Texas forms next front in the voting wars

But Democrats don’t have the votes to do away with the filibuster, even within their own caucus, despite Republican opposition to their agenda on nearly every front.

The challenge for Biden both in his legislative goals and his desire to convince Americans that there was no evidence of widespread voter fraud in the 2020 election was underscored by recent polling showing that a majority of Republicans believe the 2020 election was stolen as Trump has falsely alleged.

A stunning 23% of Republicans surveyed by PRRI said they agreed with the conspiratorial set of beliefs associated with the far-right conspiracy movement known as QAnon that “the government, media, and financial worlds in the U.S. are controlled by a group of Satan-worshipping pedophiles who run a global child sex trafficking operation” and that “there is a storm coming soon that will sweep away the elites in power and restore the rightful leaders.”

The new polling last week showed the grip of disinformation on a significant portion of the American electorate, which has helped fuel the drive to roll back voting rights in Republican-controlled legislatures around the country.

A new report last week from the Brennan Center for Justice found that at least 14 states have already enacted more than 20 laws making it harder for Americans to vote. At least 61 bills with restrictive provisions are moving through 18 state legislatures, according to the Brennan Center report, and at least 389 restrictive bills have been introduced in 48 of the 50 states during the 2021 legislative sessions.

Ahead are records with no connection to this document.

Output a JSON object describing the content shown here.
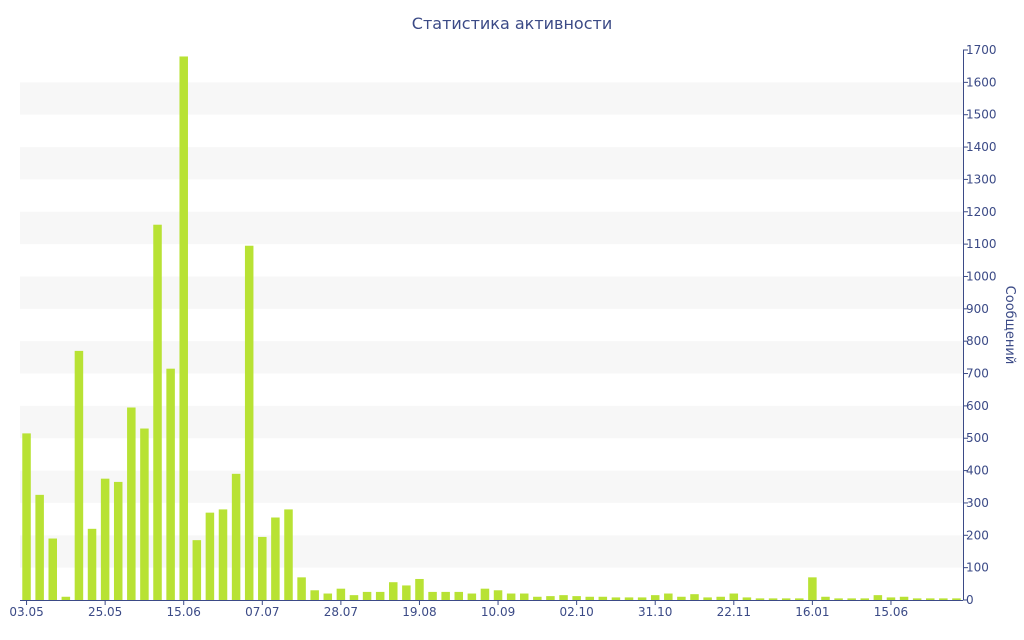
{
  "chart_data": {
    "type": "bar",
    "title": "Статистика активности",
    "ylabel": "Сообщений",
    "xlabel": "",
    "ylim": [
      0,
      1700
    ],
    "y_ticks": [
      0,
      100,
      200,
      300,
      400,
      500,
      600,
      700,
      800,
      900,
      1000,
      1100,
      1200,
      1300,
      1400,
      1500,
      1600,
      1700
    ],
    "y_axis_side": "right",
    "x_tick_labels": [
      {
        "label": "03.05",
        "index": 0
      },
      {
        "label": "25.05",
        "index": 6
      },
      {
        "label": "15.06",
        "index": 12
      },
      {
        "label": "07.07",
        "index": 18
      },
      {
        "label": "28.07",
        "index": 24
      },
      {
        "label": "19.08",
        "index": 30
      },
      {
        "label": "10.09",
        "index": 36
      },
      {
        "label": "02.10",
        "index": 42
      },
      {
        "label": "31.10",
        "index": 48
      },
      {
        "label": "22.11",
        "index": 54
      },
      {
        "label": "16.01",
        "index": 60
      },
      {
        "label": "15.06",
        "index": 66
      }
    ],
    "values": [
      515,
      325,
      190,
      10,
      770,
      220,
      375,
      365,
      595,
      530,
      1160,
      715,
      1680,
      185,
      270,
      280,
      390,
      1095,
      195,
      255,
      280,
      70,
      30,
      20,
      35,
      15,
      25,
      25,
      55,
      45,
      65,
      25,
      25,
      25,
      20,
      35,
      30,
      20,
      20,
      10,
      12,
      15,
      12,
      10,
      10,
      8,
      8,
      8,
      15,
      20,
      10,
      18,
      8,
      10,
      20,
      8,
      5,
      5,
      5,
      5,
      70,
      10,
      5,
      5,
      5,
      15,
      8,
      10,
      5,
      5,
      5,
      5
    ],
    "colors": {
      "bar": "#b8e234",
      "axis": "#3b4a86",
      "grid_band": "#f7f7f7",
      "text": "#3b4a86"
    },
    "grid": true
  }
}
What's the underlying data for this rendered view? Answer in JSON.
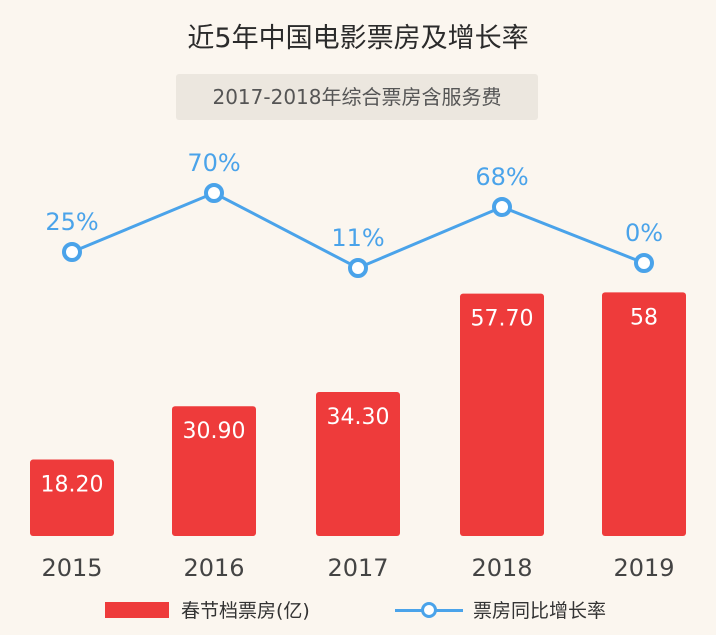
{
  "chart_data": {
    "type": "bar",
    "title": "近5年中国电影票房及增长率",
    "subtitle": "2017-2018年综合票房含服务费",
    "categories": [
      "2015",
      "2016",
      "2017",
      "2018",
      "2019"
    ],
    "bar_value_labels": [
      "18.20",
      "30.90",
      "34.30",
      "57.70",
      "58"
    ],
    "series": [
      {
        "name": "春节档票房(亿)",
        "type": "bar",
        "values": [
          18.2,
          30.9,
          34.3,
          57.7,
          58
        ],
        "color": "#ee3b3b"
      },
      {
        "name": "票房同比增长率",
        "type": "line",
        "values": [
          25,
          70,
          11,
          68,
          0
        ],
        "labels": [
          "25%",
          "70%",
          "11%",
          "68%",
          "0%"
        ],
        "color": "#4aa3ea"
      }
    ],
    "legend_position": "bottom",
    "grid": false
  }
}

As the legislative session winds to a close in Texas, House and Senate Republicans brokered a deal Saturday on legislation that would make mail-in voting more difficult and do away with the after-hours and drive through voting that gave greater access to the polls to shift workers and Black and Latino voters in the Houston area during the 2020 election. The final language for Senate Bill 7 must still clear both chambers before it can be sent to Republican Gov. Greg Abbott, who is expected to sign it.

Fair Fight Action, the voting rights group started by former Georgia gubernatorial candidate Stacey Abrams, called Senate Bill 7 “an extreme bill” that “attacks the freedom to vote from almost every angle imaginable” while empowering partisan poll watchers and making it easier to overturn elections.

The federal “For the People Act,” which passed the US House earlier this year, would create national voting standards that would supersede the kinds of restrictive measures that lawmakers in Texas and other states are trying to put in place, but the bill has been criticized by congressional Republicans as a power grab.

Even some Senate Democrats have signaled their concerns with the sweeping voting rights and ethics legislation. Among them is West Virginia Sen. Joe Manchin, who has made it clear that he will not back S1 — much less agree to blow up the Senate filibuster rules as some Democrats have suggested to get the bill through Congress.

Manchin was pressed again last week about whether he’d be willing to do away with the filibuster — as the failure of the January 6 commission served as the latest example of the inability of Democrats to advance their agenda with it in place.

“I’m not ready to destroy our government, no,” he told reporters. “It’s time to come together.”

But there are few signs lawmakers are willing to do that as the midterms draw closer.